The 17427 / 17428 Tirupati–Narasapur Express is an express train belonging to South Coast Railway zone that runs between the city Tirupati and Narasapur of Andhra Pradesh in India.

It operates as train number 17427 from Tirupati to Narasapur and as train number 17428 in the reverse direction, serving the states of Andhra Pradesh.

== Services ==
• 17427/ Tirupati–Narasapur Express has an average speed of 46 km/h and covers 526 km in 11h 20m.

• 17428/ Narasapur–Tirupati Express has an average speed of 44 km/h and covers 526 km in 11h 50m.

== Route and halts ==
The important halts of the train are :
- Tiruputi
- Renigunta Junction
- Nellore
- Ongole
- Chirala
- Tenali Junction
- Vijayawada Junction
- Gudivada Junction
- Kaikaluru
- Akividu
- Bhimavaram Town Halt
- Palakollu
- Narasapur

== Schedule ==
• 17427 – 10:10 pm (Sunday) [Tirupati]

• 17428 – 3:50 pm (Monday) [Narasapur]

== Coach composition ==

Loco: 1; 2; 3; 4; 5; 6; 7; 8; 9; 10; 11; 12; 13; 14; 15; 16; 17; 18; 19; 20; 21; 22
SLRD; GEN; GEN; A1; A2; B1; B2; B3; B4; B5; B6; B7; S1; S2; S3; S4; S5; S6; S7; GEN; GEN; EOG

== Traction ==
As the entire route is fully electrified, it is hauled by a Royapuram Shed-based WAP-7 electric locomotive from Tirupati to Narasapur and vice versa.

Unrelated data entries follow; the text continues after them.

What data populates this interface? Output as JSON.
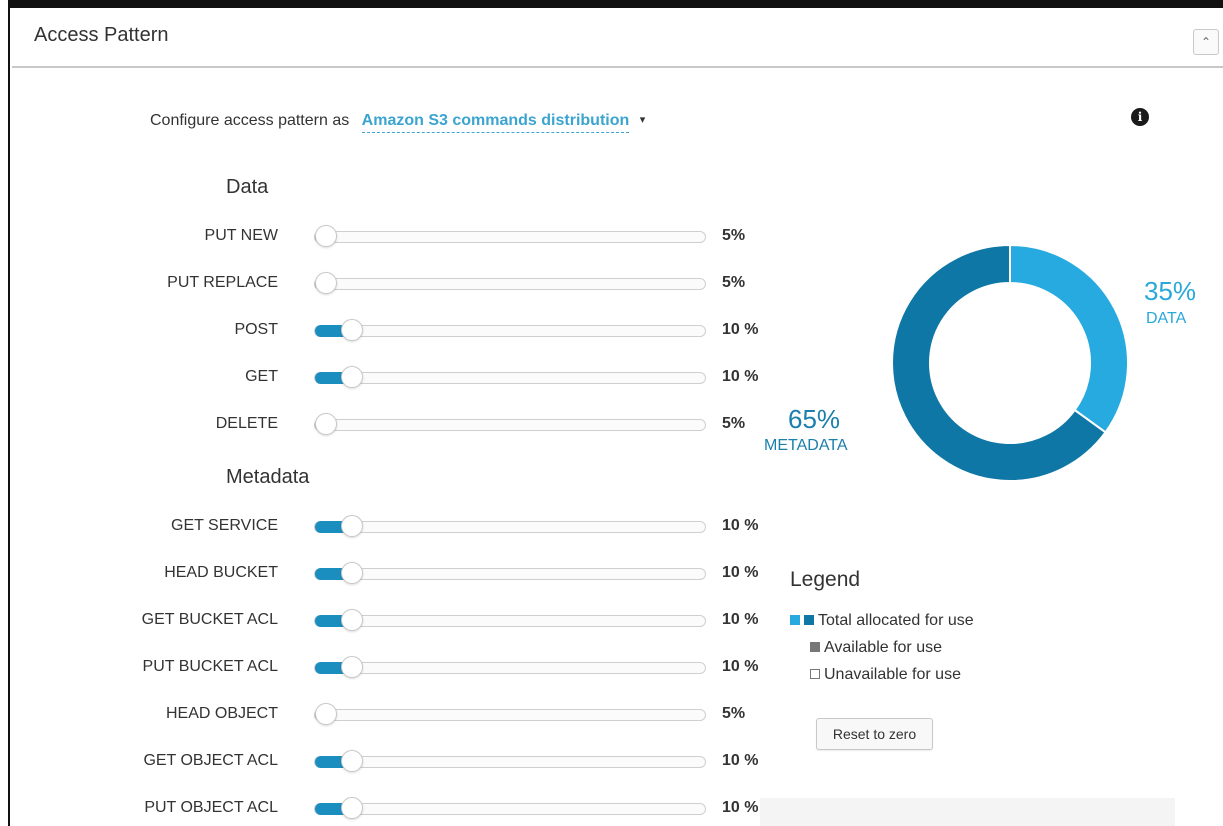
{
  "panel": {
    "title": "Access Pattern",
    "collapse_icon": "double-chevron-up-icon"
  },
  "configure": {
    "prefix": "Configure access pattern as",
    "selected": "Amazon S3 commands distribution",
    "caret": "▾"
  },
  "info_icon": "i",
  "sections": [
    {
      "heading": "Data",
      "items": [
        {
          "label": "PUT NEW",
          "value": "5%",
          "percent": 5
        },
        {
          "label": "PUT REPLACE",
          "value": "5%",
          "percent": 5
        },
        {
          "label": "POST",
          "value": "10 %",
          "percent": 10
        },
        {
          "label": "GET",
          "value": "10 %",
          "percent": 10
        },
        {
          "label": "DELETE",
          "value": "5%",
          "percent": 5
        }
      ]
    },
    {
      "heading": "Metadata",
      "items": [
        {
          "label": "GET SERVICE",
          "value": "10 %",
          "percent": 10
        },
        {
          "label": "HEAD BUCKET",
          "value": "10 %",
          "percent": 10
        },
        {
          "label": "GET BUCKET ACL",
          "value": "10 %",
          "percent": 10
        },
        {
          "label": "PUT BUCKET ACL",
          "value": "10 %",
          "percent": 10
        },
        {
          "label": "HEAD OBJECT",
          "value": "5%",
          "percent": 5
        },
        {
          "label": "GET OBJECT ACL",
          "value": "10 %",
          "percent": 10
        },
        {
          "label": "PUT OBJECT ACL",
          "value": "10 %",
          "percent": 10
        }
      ]
    }
  ],
  "donut": {
    "data_percent": 35,
    "metadata_percent": 65,
    "data_pct_label": "35%",
    "data_label": "DATA",
    "metadata_pct_label": "65%",
    "metadata_label": "METADATA",
    "data_color": "#27aadf",
    "metadata_color": "#0f77a6"
  },
  "legend": {
    "title": "Legend",
    "items": [
      {
        "label": "Total allocated for use"
      },
      {
        "label": "Available for use"
      },
      {
        "label": "Unavailable for use"
      }
    ]
  },
  "reset_label": "Reset to zero"
}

== Rake reversal or rake share ==
The train will Rake Sharing with Kollam–Tirupati Express (17421/17422).

== See also ==
Trains from Tirupati :

1. Howrah–Tirupati Humsafar Express
2. Tirupati–Srikakulam Road Humsafar Express
3. Tirupati–Sainagar Shirdi Weekly Express (via Guntur)
4. Padmavati Express
5. Tirupati–Vasco da Gama Express

Trains from Narasapur :

1. Narasapur–Nagarsol Express (via Warangal)
2. Narasapur–Nagarsol Express (via Guntur)
3. MGR Chennai Central–Narasapur Vande Bharat Express
4. Narasapur–Hyderabad Express
5. Narasapur–Nidadavolu Express

== Notes ==
a. Runs one day in a week with both directions.